Lord Krishna sits at Radha’s feet

It’s been ages since I saw a film (Lincoln was the last and that was in D.C. in mid-December) and aeons since I gave myself up to the unbridled joys of a Hindi movie. But it’s hard to be immune from some of the chatter swirling around the web about Ishkq (love) in Paris, which stars Preity Zinta, Rhehan Malliek and the Oscar-nominated Isabelle Adjani (who apparently spends the whole time speaking a curiously badly dubbed Hindi!)

Zinta produced the film, clearly thinking it all up or seeing someone else’s film (which thought it all up) and reprising the whole in the imitative way so popular in Bollywood.

Reviewers have mostly panned her offering, wondering why Preity Zinta thought a cliché would be a clever comment on contemporary reality. “Consider the scenario,” wrote one reviewer in the Hindustan Times, “boy sees girl on train, checks her out, comments on her clothes and then introduces himself with a smartass line…”

So far, so predictable.

Anyway, Akash and Ishkq (what’s with the ‘k’ in Ishq, by the way?) decide to spend the night together in Paris.

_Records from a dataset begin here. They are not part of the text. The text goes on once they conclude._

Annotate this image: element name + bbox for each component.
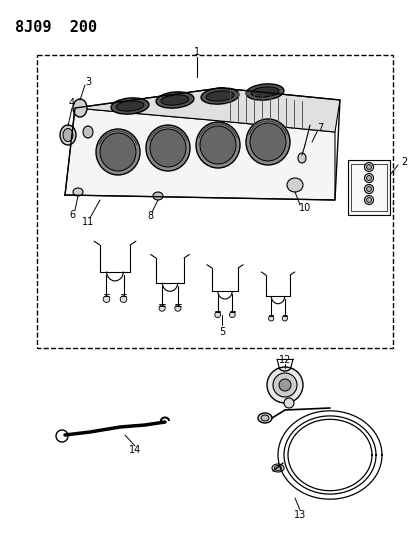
- Ellipse shape: [200, 88, 238, 104]
- Ellipse shape: [297, 153, 305, 163]
- Text: 5: 5: [218, 327, 225, 337]
- Text: 8: 8: [146, 211, 153, 221]
- Ellipse shape: [153, 192, 163, 200]
- Text: 11: 11: [82, 217, 94, 227]
- Ellipse shape: [73, 188, 83, 196]
- Circle shape: [103, 296, 110, 302]
- Text: 12: 12: [278, 355, 290, 365]
- Polygon shape: [75, 88, 339, 132]
- Ellipse shape: [366, 198, 371, 203]
- Text: 1: 1: [193, 47, 200, 57]
- Ellipse shape: [245, 119, 289, 165]
- Ellipse shape: [200, 126, 236, 164]
- Ellipse shape: [156, 92, 193, 108]
- Ellipse shape: [364, 163, 373, 172]
- Text: 2: 2: [400, 157, 406, 167]
- Ellipse shape: [366, 165, 371, 169]
- Ellipse shape: [100, 133, 136, 171]
- Ellipse shape: [364, 174, 373, 182]
- Ellipse shape: [274, 465, 281, 471]
- Ellipse shape: [271, 464, 283, 472]
- Ellipse shape: [249, 123, 285, 161]
- Ellipse shape: [364, 184, 373, 193]
- Circle shape: [214, 312, 220, 318]
- Text: 14: 14: [128, 445, 141, 455]
- Circle shape: [268, 316, 273, 321]
- Ellipse shape: [366, 187, 371, 191]
- Ellipse shape: [196, 122, 239, 168]
- Circle shape: [120, 296, 126, 302]
- Text: 13: 13: [293, 510, 306, 520]
- Circle shape: [229, 312, 235, 318]
- Bar: [347, 160, 389, 215]
- Ellipse shape: [286, 178, 302, 192]
- Text: 6: 6: [69, 210, 75, 220]
- Circle shape: [278, 379, 290, 391]
- Circle shape: [281, 316, 287, 321]
- Ellipse shape: [250, 87, 278, 97]
- Ellipse shape: [73, 99, 87, 117]
- Ellipse shape: [60, 125, 76, 145]
- Ellipse shape: [366, 175, 371, 181]
- Bar: [37, 55, 392, 348]
- Ellipse shape: [150, 129, 186, 167]
- Circle shape: [174, 305, 180, 311]
- Circle shape: [272, 373, 296, 397]
- Ellipse shape: [63, 128, 73, 141]
- Ellipse shape: [257, 413, 271, 423]
- Ellipse shape: [161, 95, 189, 105]
- Circle shape: [56, 430, 68, 442]
- Circle shape: [283, 398, 293, 408]
- Text: 3: 3: [85, 77, 91, 87]
- Circle shape: [266, 367, 302, 403]
- Ellipse shape: [96, 129, 139, 175]
- Text: 8J09  200: 8J09 200: [15, 20, 97, 35]
- Polygon shape: [65, 108, 334, 200]
- Ellipse shape: [116, 101, 144, 111]
- Ellipse shape: [146, 125, 189, 171]
- Ellipse shape: [111, 98, 148, 114]
- Ellipse shape: [261, 415, 268, 421]
- Text: 7: 7: [316, 123, 322, 133]
- Bar: [350, 164, 386, 211]
- Circle shape: [159, 305, 165, 311]
- Ellipse shape: [83, 126, 93, 138]
- Ellipse shape: [206, 91, 234, 101]
- Text: 4: 4: [69, 98, 75, 108]
- Ellipse shape: [245, 84, 283, 100]
- Ellipse shape: [364, 196, 373, 205]
- Text: 10: 10: [298, 203, 310, 213]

The HT review continues, “it would sound absurd, but original, if you hadn’t seen the Ethan Hawke-Julie Delpy starrer where they too meet on a train and agree to spend one night in Vienna.”

Apparently, there is a latent attempt to freshen the stale plot by chucking in large helpings of spice but the experts say it continues tedious and out of time.

I don’t really care if it is a cracking story or not. But, by all accounts, the film appears to portray the heroine making bold decisions about the way she spends her time and who she spends it with. In all sorts of ways, cinematic morality has gone much further than street reality. Indian cinewoman is so much sassier and allowed so much more than Real Indian Woman, who can work so long as she keeps home too and wear most things so long as she’s demure at heart. Arguably, the Rig Vedic period was a glorious time to be a woman in India – they were educated and expected to marry when they were mature enough to choose their mate. There was less schizophrenic dissonance.